HomeNewsBriefDeath of BLO Leader Illustrates Marines’ Decisive Role in Underworld Fight
BRIEF

Death of BLO Leader Illustrates Marines’ Decisive Role in Underworld Fight

BELTRAN LEYVA ORG / 10 FEB 2017 BY LEONARDO GOI AND STEVEN DUDLEY EN

Mexico's Marines said they had shot and killed a major leader of the Beltrán Leyva Organization, an illustration that state security forces are having an impact on the power struggle among drug trafficking titans in the country.

In a statement on their official Twitter account, Mexico's Secretariat of Marine Forces (Secretaría de Marina – SEMAR) announced that Juan Francisco Patrón Sánchez, alias "H2," was killed in a shootout on February 9, 2017, in the city of Tepic in the Mexican state of Nayarit, along with seven other alleged suspects.

Patrón was the leader of the powerful Beltrán Leyva Organization (BLO), a drug trafficking syndicate established in Mexico's Sinaloa state and known to operate across large swaths of the country.

The BLO was long an ally to the Sinaloa Cartel, but the two split in 2008, following the arrest of a top BLO leader, Alfredo Beltrán Leyva.

More recently, authorities had arrested a number of BLO members, culminating with the capture of Héctor "El H" Beltrán Leyva in 2014, one of the group's founders and at the time the top leader of the organization.

H2 had allegedly replaced El H at the group's helm, but the BLO's near constant fight with the Sinaloa Cartel had taken its toll. In December 2016, authorities captured Alfredo Beltrán Guzmán, the son of Alfredo Beltrán Leyva and another of the group's leaders.

Part of the fighting that led to the death of H2 was captured on video and seemed to show authorities firing from a helicopter in powerful succession. (See video below)

InSight Crime Analysis

The death of H2 is a sign that the fighting between and among Mexican drug trafficking organizations (DTOs) has an important and, often overlooked, third actor: security forces.

The Marines, in particular, have played a major role in the fight among the DTOs, and at times, it seems to have become personal between SEMAR and the BLO.

In December 2009, SEMAR killed Arturo Beltrán Leyva after a four-hour shootout. The Marines at the scene then laid money on top of his corpse and took photographs, which were widely circulated in the media. (Photos of a bloodied H2 bear an eerie resemblance to those of Arturo Beltrán Leyva.) The BLO, in conjunction with their allies from the Zetas criminal organization, retaliated by assassinating the family of a SEMAR soldier who participated in the strike.

SEE ALSO: Mexico News and Profiles

Lest it be accused of favoring one cartel over another, SEMAR led efforts to capture Joaquín Guzmán, alias "El Chapo," in February 2014 and again, after he escaped, in January 2016.

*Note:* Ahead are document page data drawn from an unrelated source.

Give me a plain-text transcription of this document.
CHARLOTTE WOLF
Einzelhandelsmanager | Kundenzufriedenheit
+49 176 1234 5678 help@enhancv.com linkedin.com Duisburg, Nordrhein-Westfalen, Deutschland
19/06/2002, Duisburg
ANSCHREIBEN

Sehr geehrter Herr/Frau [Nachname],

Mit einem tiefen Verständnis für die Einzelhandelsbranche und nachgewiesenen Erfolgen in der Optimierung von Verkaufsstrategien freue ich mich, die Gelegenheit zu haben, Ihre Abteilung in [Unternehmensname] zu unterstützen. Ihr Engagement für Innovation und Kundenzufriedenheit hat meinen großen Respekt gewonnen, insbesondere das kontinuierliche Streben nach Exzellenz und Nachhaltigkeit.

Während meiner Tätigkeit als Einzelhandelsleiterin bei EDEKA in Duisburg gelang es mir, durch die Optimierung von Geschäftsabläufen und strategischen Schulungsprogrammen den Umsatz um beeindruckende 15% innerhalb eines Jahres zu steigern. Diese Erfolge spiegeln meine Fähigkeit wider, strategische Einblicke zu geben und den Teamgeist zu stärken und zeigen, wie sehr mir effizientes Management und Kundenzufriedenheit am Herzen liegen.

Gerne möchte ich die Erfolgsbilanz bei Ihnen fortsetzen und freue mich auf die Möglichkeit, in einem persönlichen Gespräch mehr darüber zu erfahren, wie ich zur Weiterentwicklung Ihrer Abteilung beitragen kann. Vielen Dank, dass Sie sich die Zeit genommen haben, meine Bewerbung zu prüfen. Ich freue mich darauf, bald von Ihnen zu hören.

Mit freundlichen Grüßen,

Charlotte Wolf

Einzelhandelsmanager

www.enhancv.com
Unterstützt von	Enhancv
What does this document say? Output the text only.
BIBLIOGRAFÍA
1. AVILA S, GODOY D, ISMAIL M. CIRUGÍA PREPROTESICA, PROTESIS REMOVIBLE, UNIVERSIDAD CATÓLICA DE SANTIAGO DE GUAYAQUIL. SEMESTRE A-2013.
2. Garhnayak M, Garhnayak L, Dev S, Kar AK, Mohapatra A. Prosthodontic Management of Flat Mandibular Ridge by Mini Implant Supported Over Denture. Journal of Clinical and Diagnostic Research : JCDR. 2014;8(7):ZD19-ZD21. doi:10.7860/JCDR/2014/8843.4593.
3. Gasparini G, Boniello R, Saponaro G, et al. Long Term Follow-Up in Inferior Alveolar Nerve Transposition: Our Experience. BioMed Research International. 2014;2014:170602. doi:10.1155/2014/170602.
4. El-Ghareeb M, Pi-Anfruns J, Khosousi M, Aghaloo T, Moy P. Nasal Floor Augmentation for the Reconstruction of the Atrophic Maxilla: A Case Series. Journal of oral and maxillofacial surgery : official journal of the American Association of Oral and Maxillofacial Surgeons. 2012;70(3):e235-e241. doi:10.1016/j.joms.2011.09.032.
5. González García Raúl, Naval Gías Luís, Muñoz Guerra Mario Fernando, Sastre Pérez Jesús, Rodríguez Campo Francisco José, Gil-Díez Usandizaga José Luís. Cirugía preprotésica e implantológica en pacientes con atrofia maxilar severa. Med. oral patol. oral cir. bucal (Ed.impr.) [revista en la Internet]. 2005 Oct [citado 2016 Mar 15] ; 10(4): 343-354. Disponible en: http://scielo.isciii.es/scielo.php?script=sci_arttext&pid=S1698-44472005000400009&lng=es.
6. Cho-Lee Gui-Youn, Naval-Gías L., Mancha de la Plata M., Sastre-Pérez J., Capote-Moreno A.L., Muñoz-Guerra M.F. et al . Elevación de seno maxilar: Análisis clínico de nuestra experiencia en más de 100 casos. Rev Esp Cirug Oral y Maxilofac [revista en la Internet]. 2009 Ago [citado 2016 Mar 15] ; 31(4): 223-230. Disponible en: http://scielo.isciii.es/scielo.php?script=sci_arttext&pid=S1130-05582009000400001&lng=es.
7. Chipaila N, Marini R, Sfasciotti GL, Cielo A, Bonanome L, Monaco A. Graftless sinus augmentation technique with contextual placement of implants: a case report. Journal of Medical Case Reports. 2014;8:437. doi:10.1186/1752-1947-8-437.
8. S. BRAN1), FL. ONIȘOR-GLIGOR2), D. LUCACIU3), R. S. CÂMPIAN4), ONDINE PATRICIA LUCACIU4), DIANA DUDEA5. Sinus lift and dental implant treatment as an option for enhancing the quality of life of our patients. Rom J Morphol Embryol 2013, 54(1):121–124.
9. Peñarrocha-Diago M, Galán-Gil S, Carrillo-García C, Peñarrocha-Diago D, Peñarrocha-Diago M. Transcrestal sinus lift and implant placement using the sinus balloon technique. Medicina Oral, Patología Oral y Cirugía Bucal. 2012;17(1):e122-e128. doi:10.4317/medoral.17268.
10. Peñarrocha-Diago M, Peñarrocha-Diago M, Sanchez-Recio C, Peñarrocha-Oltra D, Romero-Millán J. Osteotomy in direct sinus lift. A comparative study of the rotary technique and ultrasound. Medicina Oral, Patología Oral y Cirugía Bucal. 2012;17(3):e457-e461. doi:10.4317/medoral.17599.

El Chapo was extradited to the United States in January 2017, which is what many suppose precipitated the current fighting within the Sinaloa Cartel. It's not clear if the death of H2 is an outgrowth of this battle, but the Sinaloa Cartel -- and in particular El Chapo -- has long been known for its ability to provide timely information about their rivals to the authorities.

SEMAR is not the only part of the security forces that may be shifting the balance of power in the underworld. The army and the police are also significant players.

In the embattled city of Juarez, for instance, the federal police played a determinant role in creating the conditions in which the Sinaloa Cartel could take over that important trafficking corridor.

In the battle for the state of Sinaloa -- the birthplace of many of these large criminal groups -- the army is a significant actor and one that the BLO has allegedly tried to co-opt in the past. 

It's impossible to know if any of this plays a role in who targets who, but in September, alleged members of the Sinaloa Cartel ambushed a military convoy just outside of the state capital, Culiacán, killing five soldiers.